Section 57 (1) of the Employment Act provides that: ‘The employment of an employee shall not be terminated by an employer unless there is a valid reason for such termination connected with the capacity or conduct of the employee or based on the operational requirements of the understanding’. The burden is on the Respondent to show that the reason for dismissal was valid, see section 61(1) of the Employment Act, and also see Earl V Slater and Wheeler Ltd [1973] 1 WLR 51. In the instant case the respondent did not attend court to respond to the applicant’s allegation nor to show the court the reason for the dismissal and to adduce evidence as to whether it was valid. Where the respondent fails to show that there was a valid reason for dismissal, the presumption is that the dismissal was unfair, section 61 (1).

In this case the respondent did not appear to justify the reasons for dismissal. The allegations were denied by the applicant and in the absence of the respondent to show that the reasons were valid, there were no valid reasons for dismissal. See the case of Fair Mount Investments Limited Vs Secretary of State (1976) 2 All ER 865. It is found in this case that there was no valid reason for the termination of the applicant’s employment. This was contrary to section 57(1).


Section 57 (2) of the Employment Act States: ‘The employment of an employee shall not be terminated for reasons connected with his capacity or conduct before the employees is provided an opportunity to defend himself against the allegations made, unless the employer cannot reasonably be expected to provide the opportunity’.

In the case of Khoswe Vs National Bank of Malawi [Civil Cause Number 718 of 2002 (unreported)] HC, it was stated that where facts of a case are in dispute, it is necessary to given an oral hearing to satisfy the rules of natural justice or the duty to act fairly. A fair hearing becomes the employer’s justification for termination of employment where there is a disagreement of fact. The duty to apply principles of natural justice does arise beyond the broader principle that where one is to affect another’s rights adversely for a reason, the other reasonably expects to be satisfied of the reason. The hearing must be fair and not predetermined. In the hearing the allegations must be outlined to the Applicant and he must be asked to answer to the allegations separately.

In the instant case the respondent did not attend court and no reasons were given for failure to attend court. Even after the notice of judgment was serviced there was no response from the respondent. This in conclusion was an indication that the respondent was not interested in pursuing this case or indeed that they had nothing to say to court regarding the allegations against them.
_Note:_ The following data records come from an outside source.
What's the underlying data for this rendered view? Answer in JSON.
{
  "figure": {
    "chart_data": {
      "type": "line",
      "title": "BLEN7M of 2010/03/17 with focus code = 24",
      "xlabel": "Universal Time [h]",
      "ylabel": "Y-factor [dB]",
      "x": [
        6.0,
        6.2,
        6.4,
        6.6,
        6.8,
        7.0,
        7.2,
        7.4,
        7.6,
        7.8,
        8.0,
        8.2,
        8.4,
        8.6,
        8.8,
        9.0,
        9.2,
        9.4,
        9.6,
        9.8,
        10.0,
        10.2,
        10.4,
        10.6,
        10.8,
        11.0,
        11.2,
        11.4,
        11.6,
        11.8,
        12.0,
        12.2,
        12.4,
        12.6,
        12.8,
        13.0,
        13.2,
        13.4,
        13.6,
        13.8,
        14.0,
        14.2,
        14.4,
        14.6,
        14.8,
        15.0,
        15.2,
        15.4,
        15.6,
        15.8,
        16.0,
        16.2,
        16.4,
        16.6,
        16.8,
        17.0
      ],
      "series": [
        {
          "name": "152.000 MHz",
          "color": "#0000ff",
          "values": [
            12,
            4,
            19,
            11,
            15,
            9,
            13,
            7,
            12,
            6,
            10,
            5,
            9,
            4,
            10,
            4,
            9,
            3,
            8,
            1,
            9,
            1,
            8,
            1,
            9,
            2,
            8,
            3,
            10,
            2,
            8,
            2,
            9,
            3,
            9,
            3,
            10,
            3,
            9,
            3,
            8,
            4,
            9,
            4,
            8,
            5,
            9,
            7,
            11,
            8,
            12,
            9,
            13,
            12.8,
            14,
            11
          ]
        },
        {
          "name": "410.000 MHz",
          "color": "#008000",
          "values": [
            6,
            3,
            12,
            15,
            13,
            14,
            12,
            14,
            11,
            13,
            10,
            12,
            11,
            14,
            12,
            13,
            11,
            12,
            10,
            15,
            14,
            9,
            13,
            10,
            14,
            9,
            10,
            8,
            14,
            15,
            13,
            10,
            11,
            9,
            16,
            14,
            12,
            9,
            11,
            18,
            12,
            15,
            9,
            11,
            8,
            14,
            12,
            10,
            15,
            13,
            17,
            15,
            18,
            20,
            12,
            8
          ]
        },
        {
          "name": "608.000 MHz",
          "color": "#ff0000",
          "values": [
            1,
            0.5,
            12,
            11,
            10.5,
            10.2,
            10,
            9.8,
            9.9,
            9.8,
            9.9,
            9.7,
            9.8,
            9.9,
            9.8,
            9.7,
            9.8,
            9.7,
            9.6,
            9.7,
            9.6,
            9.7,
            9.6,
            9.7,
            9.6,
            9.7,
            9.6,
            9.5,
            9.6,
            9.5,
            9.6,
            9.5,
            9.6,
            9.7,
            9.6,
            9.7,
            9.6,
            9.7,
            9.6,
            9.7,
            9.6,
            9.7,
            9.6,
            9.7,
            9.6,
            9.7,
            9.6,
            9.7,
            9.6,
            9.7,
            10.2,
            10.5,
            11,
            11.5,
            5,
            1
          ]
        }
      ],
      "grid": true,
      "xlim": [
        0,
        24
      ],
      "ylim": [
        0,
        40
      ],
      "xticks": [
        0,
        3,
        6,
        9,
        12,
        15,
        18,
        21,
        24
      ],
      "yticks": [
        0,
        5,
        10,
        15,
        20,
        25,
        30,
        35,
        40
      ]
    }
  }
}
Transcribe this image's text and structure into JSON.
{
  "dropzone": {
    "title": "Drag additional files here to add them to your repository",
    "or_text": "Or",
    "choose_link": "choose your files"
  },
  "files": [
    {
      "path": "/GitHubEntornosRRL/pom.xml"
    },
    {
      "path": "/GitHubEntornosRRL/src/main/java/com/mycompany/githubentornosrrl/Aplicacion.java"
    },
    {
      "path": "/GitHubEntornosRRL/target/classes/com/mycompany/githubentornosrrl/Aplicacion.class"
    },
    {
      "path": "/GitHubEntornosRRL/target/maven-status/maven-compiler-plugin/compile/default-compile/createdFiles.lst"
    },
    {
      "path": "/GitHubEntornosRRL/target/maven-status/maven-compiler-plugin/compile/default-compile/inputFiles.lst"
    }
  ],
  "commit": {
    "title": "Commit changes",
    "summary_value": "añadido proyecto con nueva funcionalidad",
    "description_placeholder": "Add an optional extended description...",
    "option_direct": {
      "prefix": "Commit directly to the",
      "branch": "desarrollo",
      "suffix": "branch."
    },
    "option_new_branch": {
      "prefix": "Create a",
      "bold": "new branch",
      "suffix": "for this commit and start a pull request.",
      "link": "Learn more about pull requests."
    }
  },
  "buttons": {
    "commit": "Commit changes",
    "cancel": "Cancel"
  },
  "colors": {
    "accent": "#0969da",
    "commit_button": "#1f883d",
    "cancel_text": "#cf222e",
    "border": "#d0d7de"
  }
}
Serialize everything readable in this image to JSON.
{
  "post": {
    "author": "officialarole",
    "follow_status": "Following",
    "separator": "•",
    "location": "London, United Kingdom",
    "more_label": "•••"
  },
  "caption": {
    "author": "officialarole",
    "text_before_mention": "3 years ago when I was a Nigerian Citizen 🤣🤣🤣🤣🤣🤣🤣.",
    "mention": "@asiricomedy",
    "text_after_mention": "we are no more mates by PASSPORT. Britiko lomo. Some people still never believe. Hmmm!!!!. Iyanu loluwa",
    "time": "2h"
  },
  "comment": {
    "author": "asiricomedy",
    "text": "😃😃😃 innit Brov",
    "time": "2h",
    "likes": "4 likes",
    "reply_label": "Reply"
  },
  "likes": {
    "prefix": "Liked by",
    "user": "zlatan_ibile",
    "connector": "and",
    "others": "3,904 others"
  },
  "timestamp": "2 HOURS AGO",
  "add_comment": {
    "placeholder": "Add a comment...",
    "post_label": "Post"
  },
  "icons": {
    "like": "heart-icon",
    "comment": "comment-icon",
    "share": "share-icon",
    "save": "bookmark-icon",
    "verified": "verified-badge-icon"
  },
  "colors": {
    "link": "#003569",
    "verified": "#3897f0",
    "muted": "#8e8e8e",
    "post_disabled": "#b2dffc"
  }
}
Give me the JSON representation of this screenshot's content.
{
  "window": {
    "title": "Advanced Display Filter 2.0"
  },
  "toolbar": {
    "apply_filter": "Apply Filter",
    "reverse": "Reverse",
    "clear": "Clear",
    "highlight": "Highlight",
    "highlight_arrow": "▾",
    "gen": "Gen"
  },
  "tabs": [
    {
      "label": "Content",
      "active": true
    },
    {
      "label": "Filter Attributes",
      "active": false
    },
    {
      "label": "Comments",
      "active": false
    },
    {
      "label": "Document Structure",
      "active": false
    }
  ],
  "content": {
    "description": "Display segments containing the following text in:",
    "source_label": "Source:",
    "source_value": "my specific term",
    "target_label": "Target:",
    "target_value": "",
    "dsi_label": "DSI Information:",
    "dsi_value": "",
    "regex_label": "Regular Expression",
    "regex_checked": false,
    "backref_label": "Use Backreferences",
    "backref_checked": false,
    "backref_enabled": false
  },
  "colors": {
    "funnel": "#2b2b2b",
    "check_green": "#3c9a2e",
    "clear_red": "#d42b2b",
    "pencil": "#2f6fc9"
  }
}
It is found that the respondent did not comply with the law in terminating the applicant’s employment without a valid reason and without affording the applicant the right to be heard. This termination is therefore unfair.


The applicant has proved his case for MK56,916.59 comprising wrongful deductions on telephone bills. The respondent is ordered to pay this amount with immediate effect.

Pronounced in open court this 10th day of April 2006 at BLANTYRE.